I’m a weird guy. One minute I’m talking down to popular culture, the next I’m basking in it. The reason is simple: While entertainment is great, there is such thing as taste. Taste differentiates Manet from Madonna, and it filters the myriad existence of easy art, leaving higher pleasure. In the case of my schizophrenic music collection, I often consider what albums will remain on the shelf in a few years. Obviously Brahms and Scarlatti and such will stay, but the rest will hit the trash.

However, it is important to note that popular culture or lower pleasure is not bad. It’s an easy outlet, a quick bypass of the mind and a fire directly under our emotions. We don’t have to think to enjoy it and, quite frankly, we need that kind of entertainment sometimes. It is made to be mass produced and consumed on large scales by the lowest common denominator of society, and I think we all fall into the LCD when we want easy music to listen to, a fun movie to watch or trash fiction to read.

The problem with popular culture is not that people see it as a guilty pleasure. I don’t like to think that we elitists are so bombastic we make Lindsay Lohan fans cower in fear. Popular culture is problematic because consumers never leave it, building their own bubble and never realizing how easily they are being marketed to. When Shrek 3 was released this summer, loyal flocks of audiences flooded to see it, apparently ignorant of the fact that they had seen the same movie two times before.

Despite their obvious gimmicks and formulas, I own movies like A Knight’s Tale and books by Tom Clancy just because they’re fun. They are not treasures. I do not think they’ll last. Popular culture throws hundreds of instantly disappearing flashes into our entertainment cans, and we need taste to capture the worthwhile flashes and savor them.

Taste is very subjective and hard to objectively apply to everything. I mean, we all have our own preferences. However, when we introduce ourselves to all kinds of art and think about it all at great length, we gain the ability to tell the rubies from the rubbish. This is not to say that everyone will agree on what art is better than others, but when widespread consensus from cultivators of taste emerges, high art is formed.
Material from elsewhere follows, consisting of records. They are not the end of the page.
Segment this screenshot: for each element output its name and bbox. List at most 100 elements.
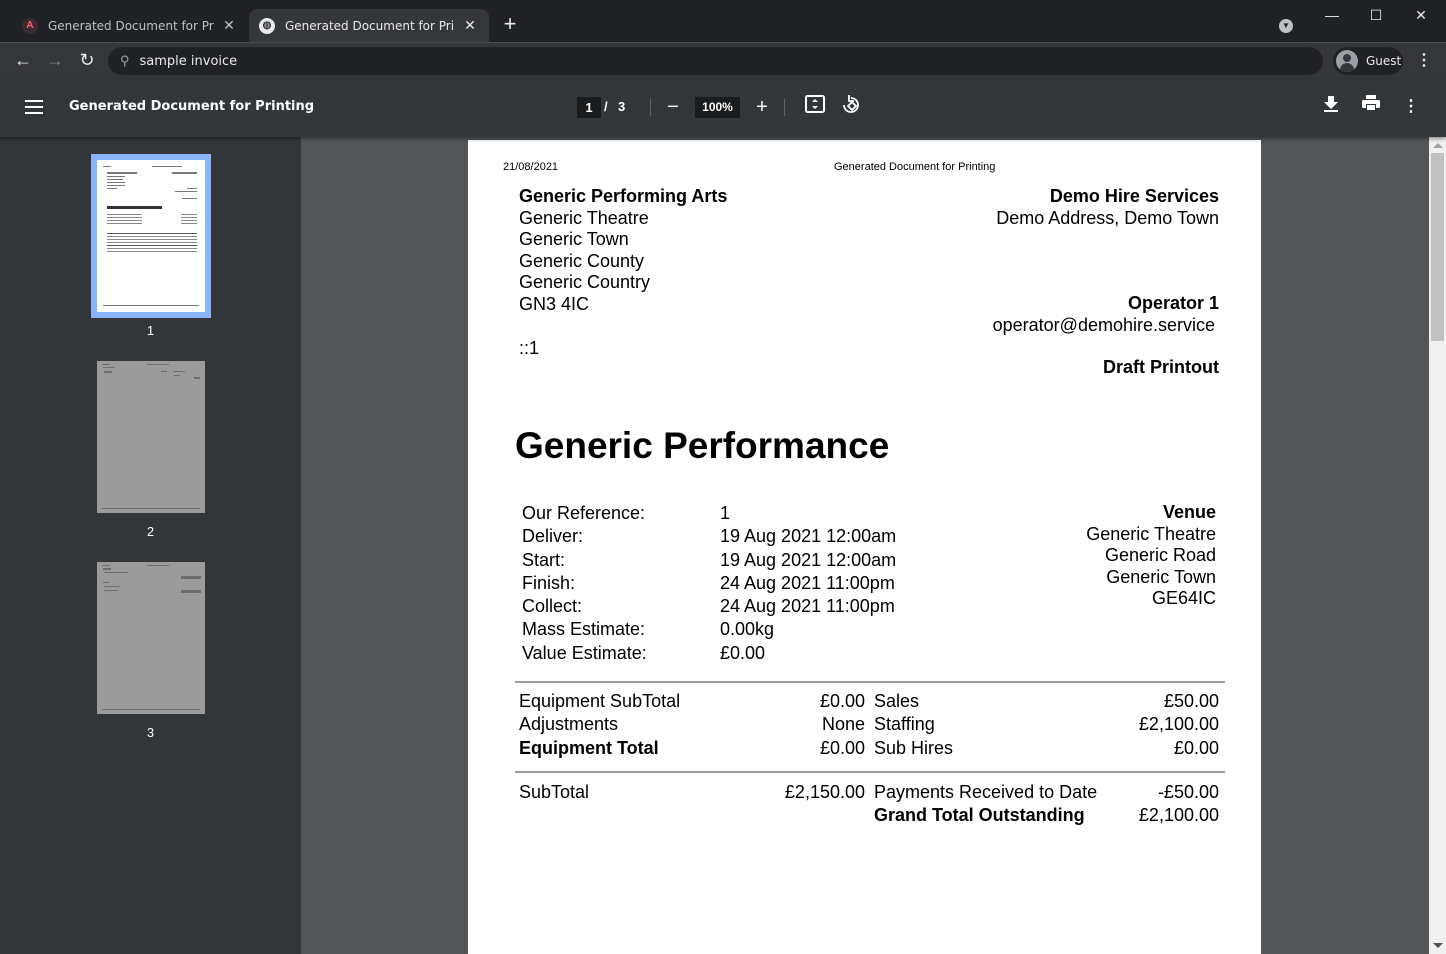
tab-title: Generated Document for Printing bbox=[285, 18, 455, 33]
total-label bbox=[519, 804, 694, 827]
tab-2[interactable]: ◍ Generated Document for Printing ✕ bbox=[249, 9, 489, 42]
totals-row: SubTotal £2,150.00 Payments Received to … bbox=[519, 781, 1219, 804]
event-title: Generic Performance bbox=[515, 425, 890, 466]
totals-block-2: SubTotal £2,150.00 Payments Received to … bbox=[519, 781, 1219, 828]
scroll-down-icon[interactable] bbox=[1433, 943, 1443, 948]
total-label: Equipment SubTotal bbox=[519, 691, 681, 711]
event-details: Our Reference: 1 Deliver: 19 Aug 2021 12:0… bbox=[522, 502, 896, 665]
tab-title: Generated Document for Printing bbox=[48, 18, 214, 33]
detail-label: Finish: bbox=[522, 572, 576, 593]
venue-line: Generic Town bbox=[1106, 566, 1216, 587]
total-value: £0.00 bbox=[1173, 737, 1219, 758]
profile-label: Guest bbox=[1366, 54, 1402, 68]
total-label: Adjustments bbox=[519, 714, 619, 735]
thumbnail-preview bbox=[97, 160, 205, 312]
tab-1[interactable]: A Generated Document for Printing ✕ bbox=[12, 9, 248, 42]
total-value: £0.00 bbox=[819, 737, 865, 758]
new-tab-button[interactable]: + bbox=[498, 12, 522, 36]
operator-name: Operator 1 bbox=[1127, 293, 1219, 313]
client-address-line: Generic Theatre bbox=[519, 207, 649, 228]
browser-toolbar: ← → ↻ ⚲ sample invoice Guest ⋮ bbox=[0, 42, 1446, 79]
close-window-button[interactable]: ✕ bbox=[1398, 4, 1444, 26]
venue-line: Generic Theatre bbox=[1086, 523, 1216, 544]
thumbnail-page-1[interactable] bbox=[91, 154, 211, 318]
minimize-button[interactable]: — bbox=[1309, 4, 1355, 26]
search-icon: ⚲ bbox=[120, 53, 130, 68]
company-address-block: Demo Hire Services Demo Address, Demo To… bbox=[996, 186, 1219, 229]
venue-line: GE64IC bbox=[1151, 588, 1216, 608]
thumbnail-sidebar: 1 2 3 bbox=[0, 137, 301, 954]
totals-row: Adjustments None Staffing £2,100.00 bbox=[519, 713, 1219, 736]
total-label: Equipment Total bbox=[519, 737, 659, 758]
client-address-block: Generic Performing Arts Generic Theatre … bbox=[519, 186, 727, 315]
more-options-icon[interactable]: ⋮ bbox=[1399, 95, 1423, 119]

You cannot acquire taste from sticking with one art form or genre. I believe that although I listen to classical music every day and prefer independent movies, I sometimes have to venture out to refine my tastes and discover new things.

The opinions I respect, then, come from critics who really have been around the musical block and have acquired a rare taste from constant and diverse immersion. Allan Kozinn is my favorite example of a tasteful critic who knows his subject. He writes music reviews for the New York Times and has written books and taught courses on all kinds of music, from Bach to Billy Joel. The guy has the expertise, and when he talks the language of music, people listen.

Again, this does not mean that people like Kozinn are right, but they sure do know a lot more than the rest of us. They have taste. It may lead them to different artists, but when it does not, that is the sign of high art — the kind of stuff I leave on my music shelf.

Matthew McKee is a Jones College junior and arts and entertainment editor.